The firm has started to decommission some of its southern North Sea assets, while extending the lives of others.
It says East Anglia, where it is based, has the potential to become a hub of expertise in decommissioning as the number of projects increases over coming years.
Keith Tucker, decommissioning manager at the French independent, said: “It is within this region’s capacity to define its share of the market.
“Further collaboration is needed and this will happen. It is very important in these early stages in the Southern North Sea, the opportunity is there to create another hub of expertise to win business in the wider UK, Europe and worldwide long into the future.”
Perenco has 31 platforms, 200 gas wells and 1,700km of pipeline in the SNS, plus majority ownership and operatorship of Wytch Farm in Dorset.

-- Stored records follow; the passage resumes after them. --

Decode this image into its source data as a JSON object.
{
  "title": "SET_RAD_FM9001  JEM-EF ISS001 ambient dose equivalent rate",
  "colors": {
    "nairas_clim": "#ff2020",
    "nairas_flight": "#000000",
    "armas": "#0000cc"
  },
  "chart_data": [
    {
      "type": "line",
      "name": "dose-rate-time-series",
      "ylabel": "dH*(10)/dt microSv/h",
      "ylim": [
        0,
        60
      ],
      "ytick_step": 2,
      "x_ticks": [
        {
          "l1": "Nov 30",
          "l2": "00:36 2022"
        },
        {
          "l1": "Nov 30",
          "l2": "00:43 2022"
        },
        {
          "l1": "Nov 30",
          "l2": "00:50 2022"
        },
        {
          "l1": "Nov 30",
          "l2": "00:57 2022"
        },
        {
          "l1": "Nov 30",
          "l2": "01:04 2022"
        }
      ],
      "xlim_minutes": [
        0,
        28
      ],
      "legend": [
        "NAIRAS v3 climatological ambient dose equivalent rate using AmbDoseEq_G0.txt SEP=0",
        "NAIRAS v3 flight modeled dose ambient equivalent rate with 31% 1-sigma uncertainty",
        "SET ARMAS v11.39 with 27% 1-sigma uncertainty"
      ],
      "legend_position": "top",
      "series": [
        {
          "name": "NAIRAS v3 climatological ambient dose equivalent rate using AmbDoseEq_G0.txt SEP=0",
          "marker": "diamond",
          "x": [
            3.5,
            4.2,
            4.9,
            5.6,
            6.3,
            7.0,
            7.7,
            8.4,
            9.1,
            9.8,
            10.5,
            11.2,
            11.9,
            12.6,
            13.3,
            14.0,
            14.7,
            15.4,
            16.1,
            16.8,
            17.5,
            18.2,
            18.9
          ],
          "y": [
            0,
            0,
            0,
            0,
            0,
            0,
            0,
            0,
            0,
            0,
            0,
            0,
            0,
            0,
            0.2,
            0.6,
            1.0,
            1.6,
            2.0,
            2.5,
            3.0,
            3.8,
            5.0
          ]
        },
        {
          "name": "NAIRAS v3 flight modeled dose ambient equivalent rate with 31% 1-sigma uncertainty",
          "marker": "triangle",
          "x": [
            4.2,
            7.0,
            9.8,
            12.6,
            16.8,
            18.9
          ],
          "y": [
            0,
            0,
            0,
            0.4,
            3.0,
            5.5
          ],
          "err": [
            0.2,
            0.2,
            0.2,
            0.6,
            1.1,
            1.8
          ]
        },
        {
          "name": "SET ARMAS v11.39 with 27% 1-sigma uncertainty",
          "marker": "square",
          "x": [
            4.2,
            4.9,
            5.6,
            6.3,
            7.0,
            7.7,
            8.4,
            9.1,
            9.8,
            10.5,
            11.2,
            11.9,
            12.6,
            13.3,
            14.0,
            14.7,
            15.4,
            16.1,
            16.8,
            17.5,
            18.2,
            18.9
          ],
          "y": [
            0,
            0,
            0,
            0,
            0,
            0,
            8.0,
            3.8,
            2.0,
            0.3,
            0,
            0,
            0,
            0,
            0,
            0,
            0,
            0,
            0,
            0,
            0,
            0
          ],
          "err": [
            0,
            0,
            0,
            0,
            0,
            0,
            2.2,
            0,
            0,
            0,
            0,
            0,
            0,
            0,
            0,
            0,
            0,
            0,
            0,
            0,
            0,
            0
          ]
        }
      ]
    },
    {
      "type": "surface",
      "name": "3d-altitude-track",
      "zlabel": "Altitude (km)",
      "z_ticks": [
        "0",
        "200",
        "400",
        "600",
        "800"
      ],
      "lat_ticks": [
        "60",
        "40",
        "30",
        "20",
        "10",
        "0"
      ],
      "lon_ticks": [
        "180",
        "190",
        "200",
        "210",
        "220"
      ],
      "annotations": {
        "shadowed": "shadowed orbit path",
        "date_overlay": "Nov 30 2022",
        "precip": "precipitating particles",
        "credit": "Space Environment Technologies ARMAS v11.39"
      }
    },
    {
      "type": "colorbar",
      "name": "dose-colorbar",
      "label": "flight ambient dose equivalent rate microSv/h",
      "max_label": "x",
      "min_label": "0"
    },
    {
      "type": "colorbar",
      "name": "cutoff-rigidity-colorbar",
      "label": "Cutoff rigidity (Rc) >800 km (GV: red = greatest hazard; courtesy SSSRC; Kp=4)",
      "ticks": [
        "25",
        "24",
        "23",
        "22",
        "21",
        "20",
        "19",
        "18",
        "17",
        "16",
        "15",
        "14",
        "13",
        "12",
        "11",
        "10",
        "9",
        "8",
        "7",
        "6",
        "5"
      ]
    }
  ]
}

Last year it decommissioned its Welland platform, a normally unmanned structure installed in 1990, recycling the topsides to a project off Africa.
He said the biggest cost, 26% of it, had been use of a modular drilling rig. The next biggest was specialist services associated with the rig, at 20% of the total cost.
Some 16% of the cost was heavy lift services, then 11% was standby and other vessels, 10% was dive support vessel costs and 7% was project management.
Of that work, about 66% was UK sourced, but outside East Anglia, 21%, or £7.5million of it, was from East Anglia and 13% was from outside the UK.
He said if the East Anglian content could be replicated, at 20% of project value, the region could pick up a significant amount of work.
However, it could also do more – 40-50%, of what has been described as a market worth more than £30billion in the UK North Sea and more than £40billion in north west Europe.
He said the region benefited from its location, having harbours, expertise in wells, local knowledge.
But it needed large docks, heavy-lift capable quays, asteel reprocessing capability, heavy lift skills and design and engineering, better collaboration with the Central and Northern North Sea areas, market intelligence and standardisation between operators.